How to do automatic quantification of colony's circulairty

I have questions regarding to measure clonogenic colonies’ circularity. I am working with stem cells which form colonies, but they form various sizes and shapes. I found a way to stain them with CFSE dye (which can retain fluorescent signal for a long term). According to the pictures, some of the cells’ in the colonies are very condense (like attached pic #1), but some are not (like attached pic #2). Therefore, it is very hard to do consistent circularity measurements for each colony.
I want to find a way to do automatic measurement of colony’s circularity because I have large amount of data need to quantify like 100 colonies per day, so it is hard for me to do the manually count for each colony. Do u have any suggestion about how to do better measurement of circularity by using Cell Profiler?
Or do you know Cell Profiler can do a feature like doubled individual cell’s diameter to bring cells in the centre core of colonies into contact with adjacent cells. Then, I can outline the colony to calculate it’s circularity?


CellProfiler can help certainly. But what would really help would be if you could get a DNA/nuclear marker. De-clumping your cells is the main problem I see.

Also, you do mean circularity of individual cells, right? Not some gross measure of the whole cluster/colony of cells?

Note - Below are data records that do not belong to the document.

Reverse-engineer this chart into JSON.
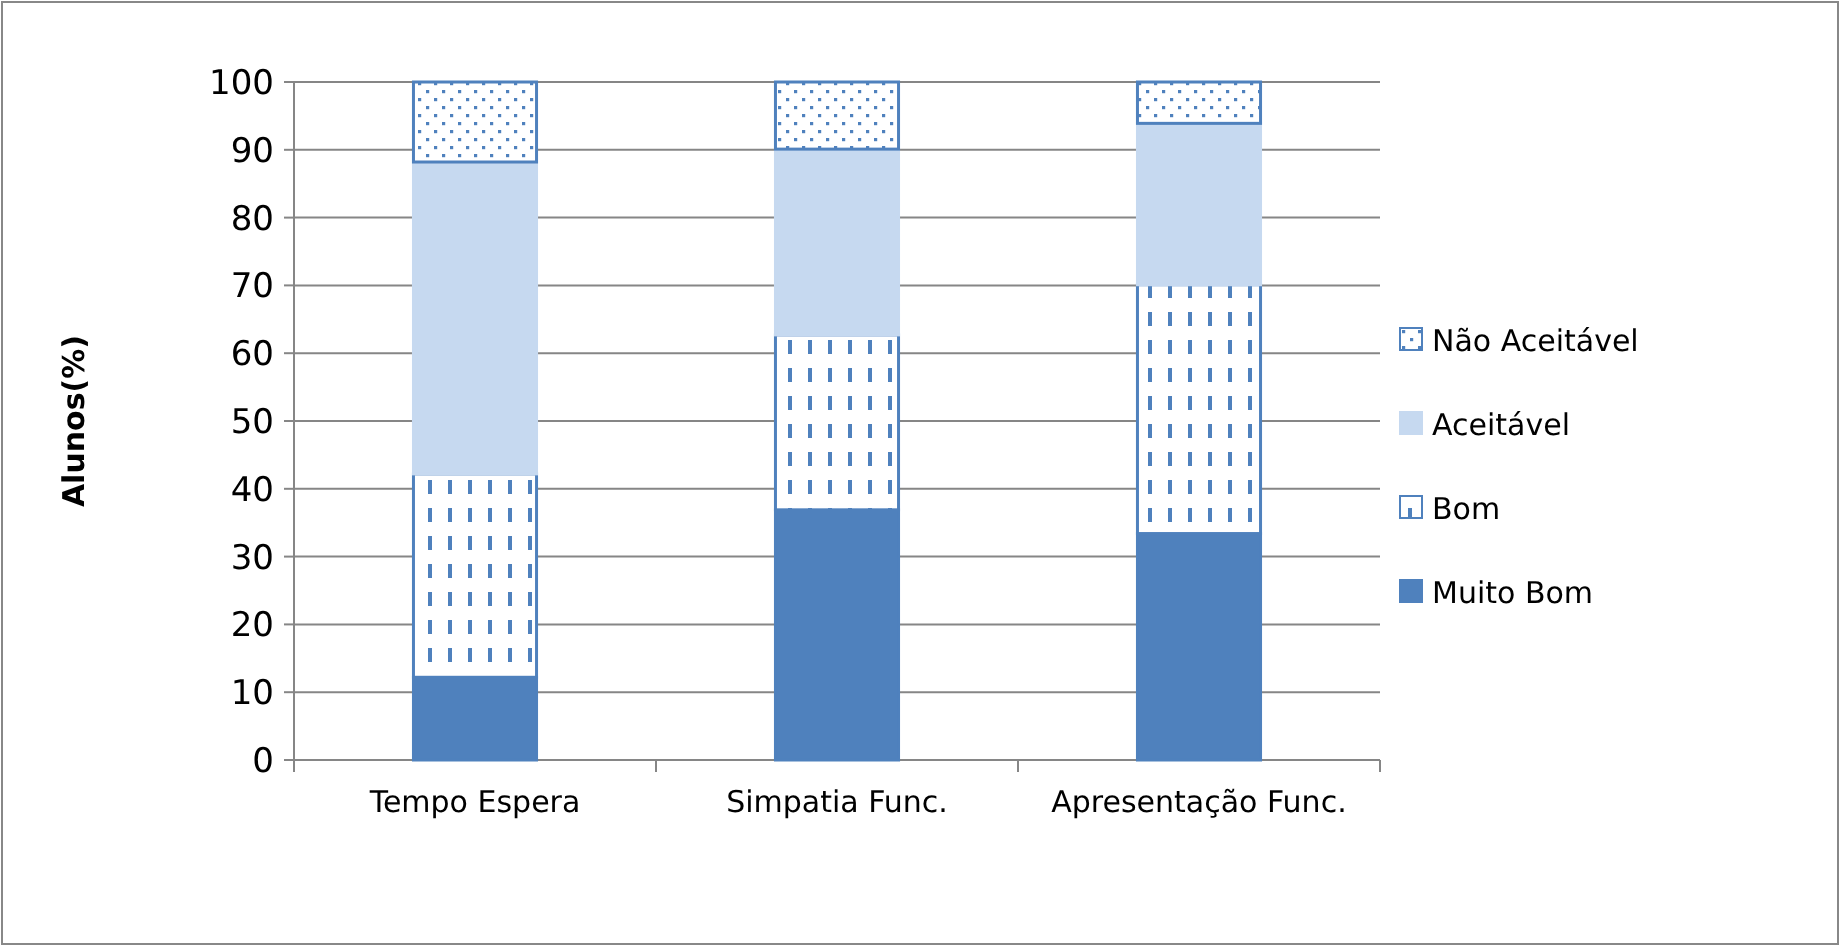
{
  "chart_data": {
    "type": "bar",
    "stacked": true,
    "ylabel": "Alunos(%)",
    "categories": [
      "Tempo Espera",
      "Simpatia Func.",
      "Apresentação Func."
    ],
    "series": [
      {
        "name": "Muito Bom",
        "color": "#4f81bd",
        "values": [
          12.2,
          36.9,
          33.4
        ]
      },
      {
        "name": "Bom",
        "color": "#4f81bd",
        "values": [
          30.0,
          25.8,
          36.7
        ]
      },
      {
        "name": "Aceitável",
        "color": "#c6d9f0",
        "values": [
          46.0,
          27.4,
          23.8
        ]
      },
      {
        "name": "Não Aceitável",
        "color": "#4f81bd",
        "values": [
          11.8,
          9.9,
          6.1
        ]
      }
    ],
    "ylim": [
      0,
      100
    ],
    "yticks": [
      0,
      10,
      20,
      30,
      40,
      50,
      60,
      70,
      80,
      90,
      100
    ],
    "grid": "y",
    "legend": "right"
  }
}
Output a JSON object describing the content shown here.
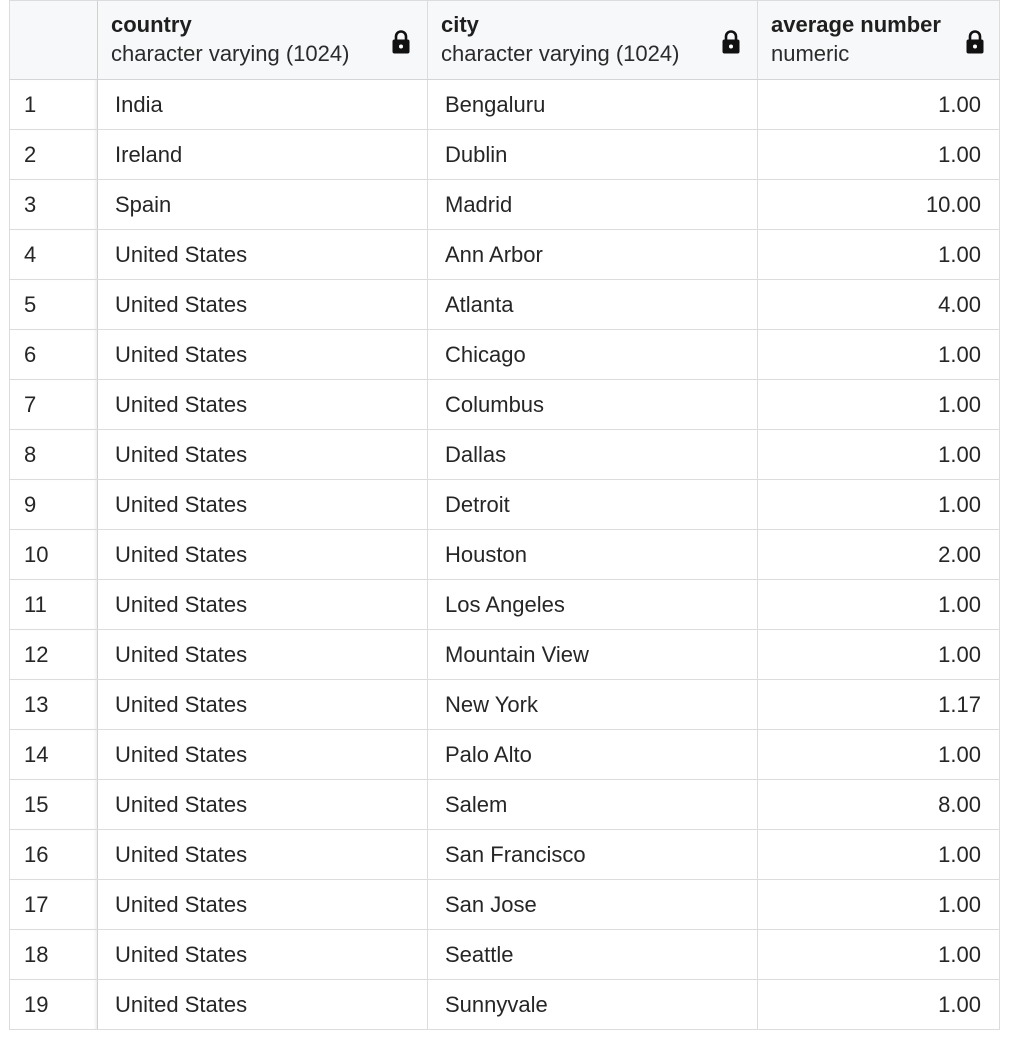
{
  "columns": [
    {
      "name": "country",
      "type": "character varying (1024)"
    },
    {
      "name": "city",
      "type": "character varying (1024)"
    },
    {
      "name": "average number",
      "type": "numeric"
    }
  ],
  "icons": {
    "column_lock": "lock-icon"
  },
  "rows": [
    {
      "n": "1",
      "country": "India",
      "city": "Bengaluru",
      "avg": "1.00"
    },
    {
      "n": "2",
      "country": "Ireland",
      "city": "Dublin",
      "avg": "1.00"
    },
    {
      "n": "3",
      "country": "Spain",
      "city": "Madrid",
      "avg": "10.00"
    },
    {
      "n": "4",
      "country": "United States",
      "city": "Ann Arbor",
      "avg": "1.00"
    },
    {
      "n": "5",
      "country": "United States",
      "city": "Atlanta",
      "avg": "4.00"
    },
    {
      "n": "6",
      "country": "United States",
      "city": "Chicago",
      "avg": "1.00"
    },
    {
      "n": "7",
      "country": "United States",
      "city": "Columbus",
      "avg": "1.00"
    },
    {
      "n": "8",
      "country": "United States",
      "city": "Dallas",
      "avg": "1.00"
    },
    {
      "n": "9",
      "country": "United States",
      "city": "Detroit",
      "avg": "1.00"
    },
    {
      "n": "10",
      "country": "United States",
      "city": "Houston",
      "avg": "2.00"
    },
    {
      "n": "11",
      "country": "United States",
      "city": "Los Angeles",
      "avg": "1.00"
    },
    {
      "n": "12",
      "country": "United States",
      "city": "Mountain View",
      "avg": "1.00"
    },
    {
      "n": "13",
      "country": "United States",
      "city": "New York",
      "avg": "1.17"
    },
    {
      "n": "14",
      "country": "United States",
      "city": "Palo Alto",
      "avg": "1.00"
    },
    {
      "n": "15",
      "country": "United States",
      "city": "Salem",
      "avg": "8.00"
    },
    {
      "n": "16",
      "country": "United States",
      "city": "San Francisco",
      "avg": "1.00"
    },
    {
      "n": "17",
      "country": "United States",
      "city": "San Jose",
      "avg": "1.00"
    },
    {
      "n": "18",
      "country": "United States",
      "city": "Seattle",
      "avg": "1.00"
    },
    {
      "n": "19",
      "country": "United States",
      "city": "Sunnyvale",
      "avg": "1.00"
    }
  ]
}
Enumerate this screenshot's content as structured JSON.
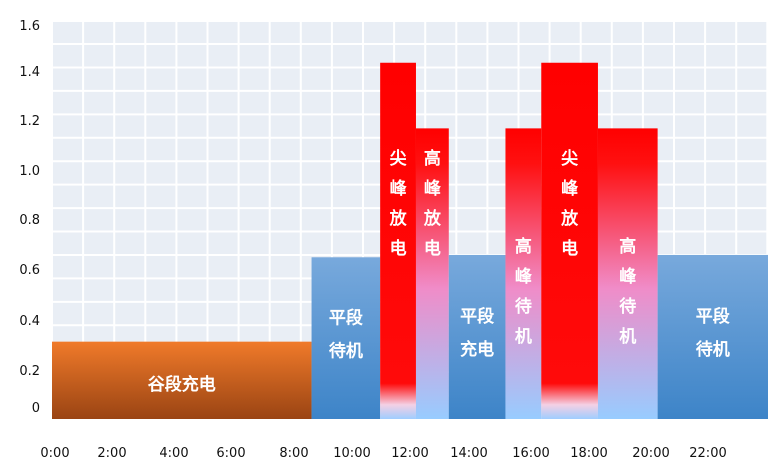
{
  "chart_data": {
    "type": "bar",
    "title": "",
    "xlabel": "",
    "ylabel": "",
    "ylim": [
      0,
      1.6
    ],
    "xlim": [
      0,
      24
    ],
    "grid": true,
    "ytick_labels": [
      "0",
      "0.2",
      "0.4",
      "0.6",
      "0.8",
      "1.0",
      "1.2",
      "1.4",
      "1.6"
    ],
    "ytick_values": [
      0,
      0.2,
      0.4,
      0.6,
      0.8,
      1.0,
      1.2,
      1.4,
      1.6
    ],
    "xtick_labels": [
      "0:00",
      "2:00",
      "4:00",
      "6:00",
      "8:00",
      "10:00",
      "12:00",
      "14:00",
      "16:00",
      "18:00",
      "20:00",
      "22:00"
    ],
    "xtick_values": [
      0,
      2,
      4,
      6,
      8,
      10,
      12,
      14,
      16,
      18,
      20,
      22
    ],
    "segments": [
      {
        "start": 0.0,
        "end": 8.7,
        "value": 0.33,
        "label": "谷段充电",
        "style": "valley"
      },
      {
        "start": 8.7,
        "end": 11.0,
        "value": 0.69,
        "label": "平段待机",
        "style": "flat"
      },
      {
        "start": 11.0,
        "end": 12.2,
        "value": 1.52,
        "label": "尖峰放电",
        "style": "sharp"
      },
      {
        "start": 12.2,
        "end": 13.3,
        "value": 1.24,
        "label": "高峰放电",
        "style": "peak"
      },
      {
        "start": 13.3,
        "end": 15.2,
        "value": 0.7,
        "label": "平段充电",
        "style": "flat"
      },
      {
        "start": 15.2,
        "end": 16.4,
        "value": 1.24,
        "label": "高峰待机",
        "style": "peak"
      },
      {
        "start": 16.4,
        "end": 18.3,
        "value": 1.52,
        "label": "尖峰放电",
        "style": "sharp"
      },
      {
        "start": 18.3,
        "end": 20.3,
        "value": 1.24,
        "label": "高峰待机",
        "style": "peak"
      },
      {
        "start": 20.3,
        "end": 24.0,
        "value": 0.7,
        "label": "平段待机",
        "style": "flat"
      }
    ]
  }
}
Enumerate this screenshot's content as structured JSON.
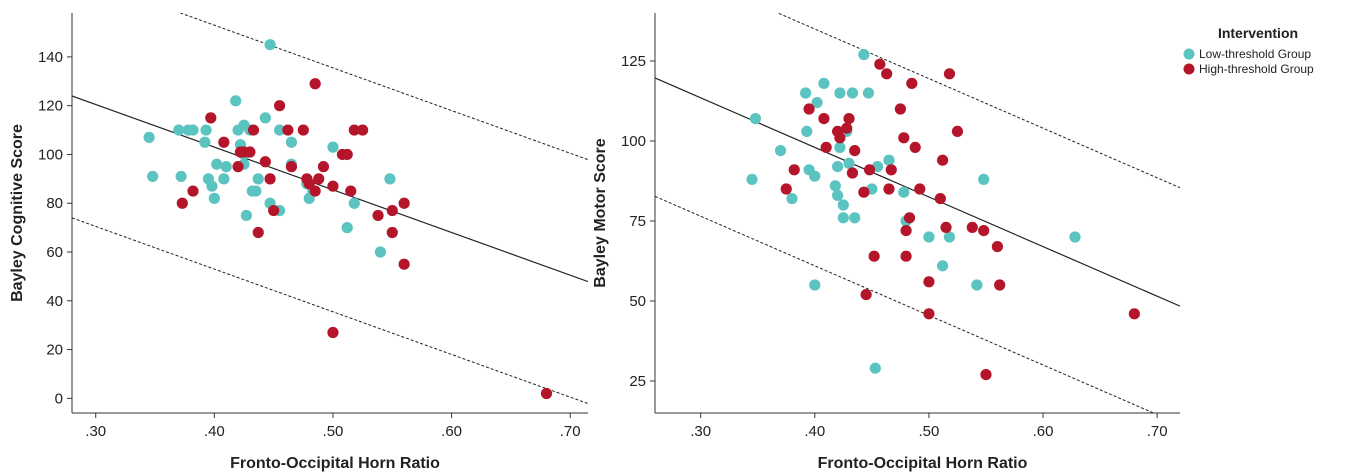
{
  "legend": {
    "title": "Intervention",
    "items": [
      {
        "label": "Low-threshold Group",
        "color": "#5bc4c0"
      },
      {
        "label": "High-threshold Group",
        "color": "#b5152b"
      }
    ]
  },
  "chart_data": [
    {
      "type": "scatter",
      "xlabel": "Fronto-Occipital Horn Ratio",
      "ylabel": "Bayley Cognitive Score",
      "xlim": [
        0.28,
        0.715
      ],
      "ylim": [
        -6,
        158
      ],
      "xticks": [
        0.3,
        0.4,
        0.5,
        0.6,
        0.7
      ],
      "xtick_labels": [
        ".30",
        ".40",
        ".50",
        ".60",
        ".70"
      ],
      "yticks": [
        0,
        20,
        40,
        60,
        80,
        100,
        120,
        140
      ],
      "ytick_labels": [
        "0",
        "20",
        "40",
        "60",
        "80",
        "100",
        "120",
        "140"
      ],
      "fit_line": {
        "slope": -175,
        "intercept": 173
      },
      "prediction_band": {
        "upper_intercept": 223,
        "lower_intercept": 123
      },
      "series": [
        {
          "name": "Low-threshold Group",
          "color": "#5bc4c0",
          "points": [
            [
              0.345,
              107
            ],
            [
              0.348,
              91
            ],
            [
              0.37,
              110
            ],
            [
              0.372,
              91
            ],
            [
              0.378,
              110
            ],
            [
              0.382,
              110
            ],
            [
              0.392,
              105
            ],
            [
              0.393,
              110
            ],
            [
              0.395,
              90
            ],
            [
              0.398,
              87
            ],
            [
              0.4,
              82
            ],
            [
              0.402,
              96
            ],
            [
              0.408,
              90
            ],
            [
              0.41,
              95
            ],
            [
              0.418,
              122
            ],
            [
              0.42,
              110
            ],
            [
              0.422,
              104
            ],
            [
              0.425,
              100
            ],
            [
              0.425,
              96
            ],
            [
              0.425,
              112
            ],
            [
              0.427,
              75
            ],
            [
              0.43,
              110
            ],
            [
              0.432,
              85
            ],
            [
              0.435,
              85
            ],
            [
              0.437,
              90
            ],
            [
              0.443,
              115
            ],
            [
              0.447,
              145
            ],
            [
              0.447,
              80
            ],
            [
              0.455,
              110
            ],
            [
              0.455,
              77
            ],
            [
              0.465,
              105
            ],
            [
              0.478,
              88
            ],
            [
              0.48,
              82
            ],
            [
              0.483,
              85
            ],
            [
              0.5,
              103
            ],
            [
              0.512,
              70
            ],
            [
              0.518,
              80
            ],
            [
              0.54,
              60
            ],
            [
              0.548,
              90
            ],
            [
              0.465,
              96
            ]
          ]
        },
        {
          "name": "High-threshold Group",
          "color": "#b5152b",
          "points": [
            [
              0.373,
              80
            ],
            [
              0.382,
              85
            ],
            [
              0.397,
              115
            ],
            [
              0.408,
              105
            ],
            [
              0.42,
              95
            ],
            [
              0.422,
              101
            ],
            [
              0.425,
              101
            ],
            [
              0.43,
              101
            ],
            [
              0.433,
              110
            ],
            [
              0.437,
              68
            ],
            [
              0.443,
              97
            ],
            [
              0.447,
              90
            ],
            [
              0.45,
              77
            ],
            [
              0.455,
              120
            ],
            [
              0.462,
              110
            ],
            [
              0.465,
              95
            ],
            [
              0.475,
              110
            ],
            [
              0.478,
              90
            ],
            [
              0.48,
              88
            ],
            [
              0.485,
              129
            ],
            [
              0.485,
              85
            ],
            [
              0.488,
              90
            ],
            [
              0.492,
              95
            ],
            [
              0.5,
              27
            ],
            [
              0.5,
              87
            ],
            [
              0.508,
              100
            ],
            [
              0.512,
              100
            ],
            [
              0.515,
              85
            ],
            [
              0.518,
              110
            ],
            [
              0.525,
              110
            ],
            [
              0.538,
              75
            ],
            [
              0.55,
              68
            ],
            [
              0.55,
              77
            ],
            [
              0.56,
              55
            ],
            [
              0.56,
              80
            ],
            [
              0.68,
              2
            ]
          ]
        }
      ]
    },
    {
      "type": "scatter",
      "xlabel": "Fronto-Occipital Horn Ratio",
      "ylabel": "Bayley Motor Score",
      "xlim": [
        0.26,
        0.72
      ],
      "ylim": [
        15,
        140
      ],
      "xticks": [
        0.3,
        0.4,
        0.5,
        0.6,
        0.7
      ],
      "xtick_labels": [
        ".30",
        ".40",
        ".50",
        ".60",
        ".70"
      ],
      "yticks": [
        25,
        50,
        75,
        100,
        125
      ],
      "ytick_labels": [
        "25",
        "50",
        "75",
        "100",
        "125"
      ],
      "fit_line": {
        "slope": -155,
        "intercept": 160
      },
      "prediction_band": {
        "upper_intercept": 197,
        "lower_intercept": 123
      },
      "series": [
        {
          "name": "Low-threshold Group",
          "color": "#5bc4c0",
          "points": [
            [
              0.345,
              88
            ],
            [
              0.348,
              107
            ],
            [
              0.37,
              97
            ],
            [
              0.38,
              82
            ],
            [
              0.392,
              115
            ],
            [
              0.393,
              103
            ],
            [
              0.395,
              91
            ],
            [
              0.4,
              89
            ],
            [
              0.402,
              112
            ],
            [
              0.408,
              118
            ],
            [
              0.4,
              55
            ],
            [
              0.418,
              86
            ],
            [
              0.42,
              92
            ],
            [
              0.42,
              83
            ],
            [
              0.422,
              115
            ],
            [
              0.422,
              98
            ],
            [
              0.425,
              80
            ],
            [
              0.425,
              76
            ],
            [
              0.428,
              103
            ],
            [
              0.43,
              93
            ],
            [
              0.433,
              115
            ],
            [
              0.435,
              76
            ],
            [
              0.443,
              127
            ],
            [
              0.447,
              115
            ],
            [
              0.45,
              85
            ],
            [
              0.453,
              29
            ],
            [
              0.455,
              92
            ],
            [
              0.465,
              94
            ],
            [
              0.478,
              84
            ],
            [
              0.48,
              75
            ],
            [
              0.5,
              70
            ],
            [
              0.512,
              61
            ],
            [
              0.518,
              70
            ],
            [
              0.542,
              55
            ],
            [
              0.548,
              88
            ],
            [
              0.628,
              70
            ]
          ]
        },
        {
          "name": "High-threshold Group",
          "color": "#b5152b",
          "points": [
            [
              0.375,
              85
            ],
            [
              0.382,
              91
            ],
            [
              0.395,
              110
            ],
            [
              0.408,
              107
            ],
            [
              0.41,
              98
            ],
            [
              0.42,
              103
            ],
            [
              0.422,
              101
            ],
            [
              0.428,
              104
            ],
            [
              0.43,
              107
            ],
            [
              0.433,
              90
            ],
            [
              0.435,
              97
            ],
            [
              0.443,
              84
            ],
            [
              0.445,
              52
            ],
            [
              0.448,
              91
            ],
            [
              0.452,
              64
            ],
            [
              0.457,
              124
            ],
            [
              0.463,
              121
            ],
            [
              0.465,
              85
            ],
            [
              0.467,
              91
            ],
            [
              0.475,
              110
            ],
            [
              0.478,
              101
            ],
            [
              0.48,
              72
            ],
            [
              0.48,
              64
            ],
            [
              0.483,
              76
            ],
            [
              0.485,
              118
            ],
            [
              0.488,
              98
            ],
            [
              0.492,
              85
            ],
            [
              0.5,
              56
            ],
            [
              0.5,
              46
            ],
            [
              0.51,
              82
            ],
            [
              0.512,
              94
            ],
            [
              0.515,
              73
            ],
            [
              0.518,
              121
            ],
            [
              0.525,
              103
            ],
            [
              0.538,
              73
            ],
            [
              0.548,
              72
            ],
            [
              0.55,
              27
            ],
            [
              0.56,
              67
            ],
            [
              0.562,
              55
            ],
            [
              0.68,
              46
            ]
          ]
        }
      ]
    }
  ]
}
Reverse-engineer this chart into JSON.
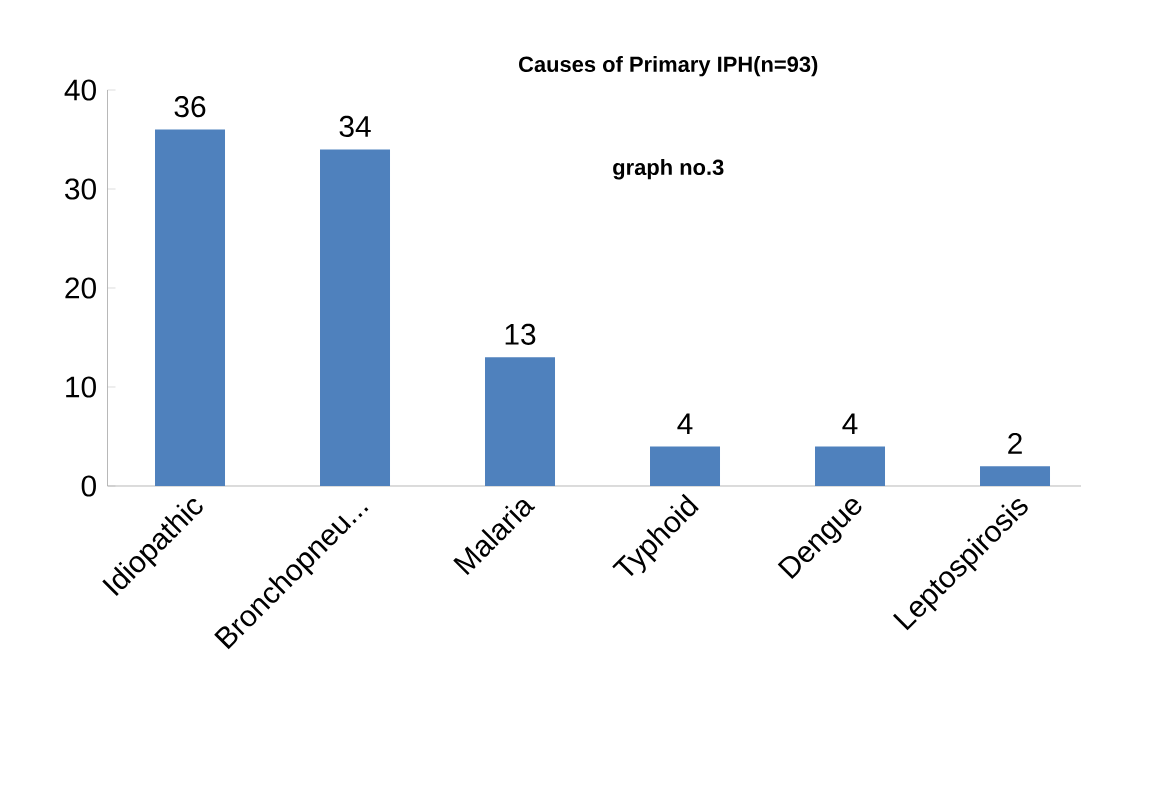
{
  "chart_data": {
    "type": "bar",
    "title": "Causes of Primary  IPH(n=93)",
    "subtitle": "graph no.3",
    "categories": [
      "Idiopathic",
      "Bronchopneu...",
      "Malaria",
      "Typhoid",
      "Dengue",
      "Leptospirosis"
    ],
    "values": [
      36,
      34,
      13,
      4,
      4,
      2
    ],
    "color": "#4f81bd",
    "data_labels": true,
    "ylim": [
      0,
      40
    ],
    "yticks": [
      0,
      10,
      20,
      30,
      40
    ],
    "grid": false
  }
}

Please see my attached pipeline attempt. The procedure is to
(1) ID the “nuclei”, or brightest portions of the cells
(2) Grow these out (IDScondary)
(3) Measure Shape
(4) Display the chosen shape parameter (I chose FormFactor, but others might work better, like Compactness or Eccentricity)
(5) Classify the objects by choosing a threshold.
The counts will appear in the Per_Image output tables

It would definitely be helped if we could segment the nuclei first with, say, another marker. But these are live cells that you need to track over time?
Hope that helps,
DL_circularity.cppipe (10.4 KB)

Thank you for your reply!
We are interested in measure the circularity as a whole clumping colony, not as a individual cell.
As you see from the images, colony was made by lots of individual cells. Therefore, we would like to measure area, perimeter or circularity as a colony, not as a individual cell.

Thank you!

Oh! I guessed wrong then. Have you adapted your pipeline to suit the colony and not the individual cells then?


Hi David,

I am also interested in this problem. I need to quantify the shape of each yeast cell in a screen whether it’s unbudded, budded or budded with anaphase. Unbudded cells would be circular, budded cells would have a small bud do not have a nucleus and budded with anaphase cells would have an elongated nucleus and two nearly identical cells that are merged. I already extracted FormFactor, Compactness, and Eccentricity, however, I can’t decide how I should threshold them just based on these measurement. As you said, I am first segmenting the nuclei and then the cytoplasm, both in RFP, and a GFP marker is localized to the Cell Wall that might also be useful for inferring shape. Do you have any suggestions?

Best regards,

This is exactly the sort of thing CP Analyst is designed for, FWIW- you can take your measurements and images, sort your cells into your categories, and it will calculate for you what values do the best job of classifying your cells (and how many cells of each type there are in your experiment if you’d like). I’d definitely recommend checking it out- it used to be much more difficult to get started with, but if you use ExportToDatabase to make a SQLite file and tell the module to make your properties file for you it’s now super straightforward.

If you’re running CP 2.2 or greater (I don’t remember which version you said previously that you’re running) you can also use the WorkspaceViewer tool to overlay the measured values on top of the circled cells so that you can estimate the values by eye.